Gastrotheca pacchamama
- Conservation status: Endangered (IUCN 3.1)

Scientific classification
- Kingdom: Animalia
- Phylum: Chordata
- Class: Amphibia
- Order: Anura
- Family: Hemiphractidae
- Genus: Gastrotheca
- Species: G. pacchamama
- Binomial name: Gastrotheca pacchamama Duellman, 1987

= Gastrotheca pacchamama =

- Authority: Duellman, 1987
- Conservation status: EN

Species of frog

Gastrotheca pacchamama is a species of frog in the family Hemiphractidae. It is endemic to Peru and only known from the Ayacucho Region in the Cordillera Oriental.

==Etymology==
The specific name refers to Pachamama, a goddess of the indigenous people of the Andes. It is derived from Quechuan paccha for "earth" and mama for "mother" and was chosen because some of the types were found under stones where travelers placed food, so as to ensure that Pachamama would grant them a safe journey. The common name Ayacucho marsupial frog has been coined for it.

==Description==
Males grow to a maximum size of 37.5 mm and females to 38.0 mm in snout–vent length. The head is slightly wider than it is long. The snout is acutely rounded in dorsal view and rounded in profile. The tympanum is dark brown, red, green, or gray, covered by the supra-tympanic fold in its upper part. The fingers have no webbing and bear small discs, only slightly wider than the digits. The first three toes lack webbing whereas the remaining toes are basally webbed. The toe discs that are smaller than the finger discs. The dorsum is tan, red, gray, or green, and the majority of individuals have a darker inter-orbital bar. Many have para-vertebral longitudinal marks, and may also have further mid-dorsal marks or flecks/spots. The flanks are uniform pale gray. The ventrum is pale creamy tan, often with dark flecks.
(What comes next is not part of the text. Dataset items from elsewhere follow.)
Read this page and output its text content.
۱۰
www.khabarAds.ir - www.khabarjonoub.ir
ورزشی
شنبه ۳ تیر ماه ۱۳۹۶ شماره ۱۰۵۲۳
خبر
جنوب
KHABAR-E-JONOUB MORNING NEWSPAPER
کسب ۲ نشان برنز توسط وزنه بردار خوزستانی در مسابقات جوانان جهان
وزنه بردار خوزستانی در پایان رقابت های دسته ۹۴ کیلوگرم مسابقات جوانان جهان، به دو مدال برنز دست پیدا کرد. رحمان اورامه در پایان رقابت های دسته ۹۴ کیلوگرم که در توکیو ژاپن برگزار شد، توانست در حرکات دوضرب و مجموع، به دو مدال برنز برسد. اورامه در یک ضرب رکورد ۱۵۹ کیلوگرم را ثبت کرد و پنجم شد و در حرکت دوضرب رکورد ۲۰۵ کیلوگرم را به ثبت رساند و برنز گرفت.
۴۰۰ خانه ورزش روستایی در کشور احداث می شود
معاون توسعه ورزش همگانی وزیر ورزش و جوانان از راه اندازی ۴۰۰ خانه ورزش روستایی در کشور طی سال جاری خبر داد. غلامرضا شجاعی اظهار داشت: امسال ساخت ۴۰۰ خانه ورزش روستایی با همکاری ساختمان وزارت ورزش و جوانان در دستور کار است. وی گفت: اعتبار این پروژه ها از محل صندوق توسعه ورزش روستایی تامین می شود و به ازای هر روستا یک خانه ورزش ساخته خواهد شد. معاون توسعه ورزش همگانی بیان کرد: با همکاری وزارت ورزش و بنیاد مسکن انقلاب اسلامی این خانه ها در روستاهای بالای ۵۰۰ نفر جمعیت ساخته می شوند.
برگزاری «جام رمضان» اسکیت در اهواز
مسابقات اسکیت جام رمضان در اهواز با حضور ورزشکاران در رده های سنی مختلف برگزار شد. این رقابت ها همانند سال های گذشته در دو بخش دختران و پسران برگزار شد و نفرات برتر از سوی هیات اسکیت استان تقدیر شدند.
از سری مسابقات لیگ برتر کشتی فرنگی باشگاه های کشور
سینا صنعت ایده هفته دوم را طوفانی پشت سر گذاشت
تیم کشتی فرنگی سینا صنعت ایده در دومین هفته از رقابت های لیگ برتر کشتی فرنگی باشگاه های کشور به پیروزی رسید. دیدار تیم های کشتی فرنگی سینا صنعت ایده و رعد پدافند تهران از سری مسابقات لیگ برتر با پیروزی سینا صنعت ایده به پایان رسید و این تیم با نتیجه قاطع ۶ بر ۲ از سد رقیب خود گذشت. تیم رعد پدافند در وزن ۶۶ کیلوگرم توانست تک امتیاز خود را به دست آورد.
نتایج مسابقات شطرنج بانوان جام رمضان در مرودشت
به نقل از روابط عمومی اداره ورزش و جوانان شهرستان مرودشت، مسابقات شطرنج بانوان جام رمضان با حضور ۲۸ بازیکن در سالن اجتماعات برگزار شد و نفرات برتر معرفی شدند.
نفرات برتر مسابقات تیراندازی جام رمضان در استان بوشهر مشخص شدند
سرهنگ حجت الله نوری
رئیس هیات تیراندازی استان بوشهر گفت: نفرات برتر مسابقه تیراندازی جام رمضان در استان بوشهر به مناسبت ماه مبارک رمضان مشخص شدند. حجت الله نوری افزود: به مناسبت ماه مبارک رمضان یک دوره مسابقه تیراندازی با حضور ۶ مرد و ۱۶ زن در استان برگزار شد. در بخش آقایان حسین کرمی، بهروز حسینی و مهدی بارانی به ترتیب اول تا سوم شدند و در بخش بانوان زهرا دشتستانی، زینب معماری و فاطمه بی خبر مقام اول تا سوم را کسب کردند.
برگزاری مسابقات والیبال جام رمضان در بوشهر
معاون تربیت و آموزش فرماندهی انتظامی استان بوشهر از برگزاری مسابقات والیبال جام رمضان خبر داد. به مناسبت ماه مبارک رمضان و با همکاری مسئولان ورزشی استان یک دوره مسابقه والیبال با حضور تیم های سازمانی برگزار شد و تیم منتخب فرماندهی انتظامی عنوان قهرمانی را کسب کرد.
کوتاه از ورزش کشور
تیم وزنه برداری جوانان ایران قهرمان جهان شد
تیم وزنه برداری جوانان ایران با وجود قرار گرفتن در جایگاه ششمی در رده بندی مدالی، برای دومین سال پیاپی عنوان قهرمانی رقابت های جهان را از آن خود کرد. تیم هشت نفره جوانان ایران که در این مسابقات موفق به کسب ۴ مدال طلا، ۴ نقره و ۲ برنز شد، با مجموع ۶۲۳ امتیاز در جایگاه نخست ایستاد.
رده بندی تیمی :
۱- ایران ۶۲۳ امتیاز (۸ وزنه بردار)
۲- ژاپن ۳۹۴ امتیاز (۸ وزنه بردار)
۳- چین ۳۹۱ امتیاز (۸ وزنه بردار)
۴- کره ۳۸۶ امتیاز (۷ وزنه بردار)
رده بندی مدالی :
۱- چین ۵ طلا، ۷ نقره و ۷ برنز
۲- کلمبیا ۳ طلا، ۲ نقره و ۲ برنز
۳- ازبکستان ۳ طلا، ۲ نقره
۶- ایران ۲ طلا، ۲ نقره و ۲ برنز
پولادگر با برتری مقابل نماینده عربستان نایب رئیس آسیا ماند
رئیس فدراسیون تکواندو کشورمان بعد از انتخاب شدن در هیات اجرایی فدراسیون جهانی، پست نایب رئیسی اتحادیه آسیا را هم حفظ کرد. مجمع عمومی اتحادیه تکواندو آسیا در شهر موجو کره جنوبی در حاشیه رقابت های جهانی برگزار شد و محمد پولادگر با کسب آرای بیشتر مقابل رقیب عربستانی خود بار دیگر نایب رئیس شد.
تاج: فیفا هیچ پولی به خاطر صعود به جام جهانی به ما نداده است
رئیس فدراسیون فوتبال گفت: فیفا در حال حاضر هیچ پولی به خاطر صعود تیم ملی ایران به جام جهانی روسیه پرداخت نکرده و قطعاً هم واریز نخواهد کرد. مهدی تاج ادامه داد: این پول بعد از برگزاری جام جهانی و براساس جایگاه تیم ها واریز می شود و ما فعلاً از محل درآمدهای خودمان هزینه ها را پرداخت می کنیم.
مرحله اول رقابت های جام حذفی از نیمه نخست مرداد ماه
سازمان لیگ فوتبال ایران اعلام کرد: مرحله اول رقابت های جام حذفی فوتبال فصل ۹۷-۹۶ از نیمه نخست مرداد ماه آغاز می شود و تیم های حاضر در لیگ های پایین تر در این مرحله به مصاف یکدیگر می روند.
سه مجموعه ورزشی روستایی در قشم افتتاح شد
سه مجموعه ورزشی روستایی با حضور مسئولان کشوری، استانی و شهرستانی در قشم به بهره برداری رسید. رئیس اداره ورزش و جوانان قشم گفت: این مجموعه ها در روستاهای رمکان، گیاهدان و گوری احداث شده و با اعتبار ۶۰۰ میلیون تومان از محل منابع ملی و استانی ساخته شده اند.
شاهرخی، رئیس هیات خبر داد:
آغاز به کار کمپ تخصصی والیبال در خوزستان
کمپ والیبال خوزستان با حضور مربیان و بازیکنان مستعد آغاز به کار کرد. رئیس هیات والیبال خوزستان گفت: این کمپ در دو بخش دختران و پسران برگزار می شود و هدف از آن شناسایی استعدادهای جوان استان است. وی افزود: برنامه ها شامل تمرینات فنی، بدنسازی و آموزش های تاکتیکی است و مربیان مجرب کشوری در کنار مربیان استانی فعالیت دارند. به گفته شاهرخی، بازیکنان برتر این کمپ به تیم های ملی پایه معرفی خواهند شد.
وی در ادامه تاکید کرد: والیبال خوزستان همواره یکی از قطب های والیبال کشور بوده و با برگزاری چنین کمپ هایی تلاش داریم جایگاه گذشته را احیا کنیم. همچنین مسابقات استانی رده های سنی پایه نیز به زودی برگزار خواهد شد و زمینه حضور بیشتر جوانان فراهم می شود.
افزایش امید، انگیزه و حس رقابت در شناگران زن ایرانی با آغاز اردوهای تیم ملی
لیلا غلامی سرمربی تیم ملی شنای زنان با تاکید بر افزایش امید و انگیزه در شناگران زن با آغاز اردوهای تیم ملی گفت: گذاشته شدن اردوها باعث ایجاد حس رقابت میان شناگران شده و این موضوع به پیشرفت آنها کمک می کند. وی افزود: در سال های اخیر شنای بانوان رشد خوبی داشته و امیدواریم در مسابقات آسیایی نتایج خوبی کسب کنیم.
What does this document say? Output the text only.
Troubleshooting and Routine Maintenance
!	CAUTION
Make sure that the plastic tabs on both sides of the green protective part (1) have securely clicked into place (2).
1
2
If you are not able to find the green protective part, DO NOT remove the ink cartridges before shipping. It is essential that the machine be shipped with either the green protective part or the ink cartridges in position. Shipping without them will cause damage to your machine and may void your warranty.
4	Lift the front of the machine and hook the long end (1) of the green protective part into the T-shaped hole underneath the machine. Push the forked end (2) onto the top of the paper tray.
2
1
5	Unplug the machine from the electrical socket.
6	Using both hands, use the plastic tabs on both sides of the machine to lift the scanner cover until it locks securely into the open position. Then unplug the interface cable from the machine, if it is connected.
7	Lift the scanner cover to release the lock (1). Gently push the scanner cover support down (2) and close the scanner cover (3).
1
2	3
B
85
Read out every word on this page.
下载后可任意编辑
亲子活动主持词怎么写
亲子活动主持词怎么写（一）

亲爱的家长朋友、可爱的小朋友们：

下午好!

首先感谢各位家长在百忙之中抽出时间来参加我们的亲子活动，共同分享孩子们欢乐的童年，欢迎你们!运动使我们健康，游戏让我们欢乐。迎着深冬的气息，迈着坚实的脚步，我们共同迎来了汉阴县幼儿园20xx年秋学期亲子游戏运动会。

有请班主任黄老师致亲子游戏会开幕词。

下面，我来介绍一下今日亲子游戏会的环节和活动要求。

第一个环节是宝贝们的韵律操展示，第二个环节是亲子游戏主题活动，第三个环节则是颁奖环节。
==Habitat and conservation==
Gastrotheca pacchamama is a terrestrial species occurring in puna grasslands at an elevation of about 3710 m asl. The type series was found under rocks. Some males were calling during the day from moss-covered talus.

The female carries her eggs in a pouch on her back. Scientists infer that the young emerge as small froglets with no free-swimming tadpole stage, but this has yet to be confirmed.

Gastrotheca pacchamama is a poorly known species occurring in an isolated area. Threats to it are unknown but are believed to be insignificant, considering its known range. It is not known from any protected areas.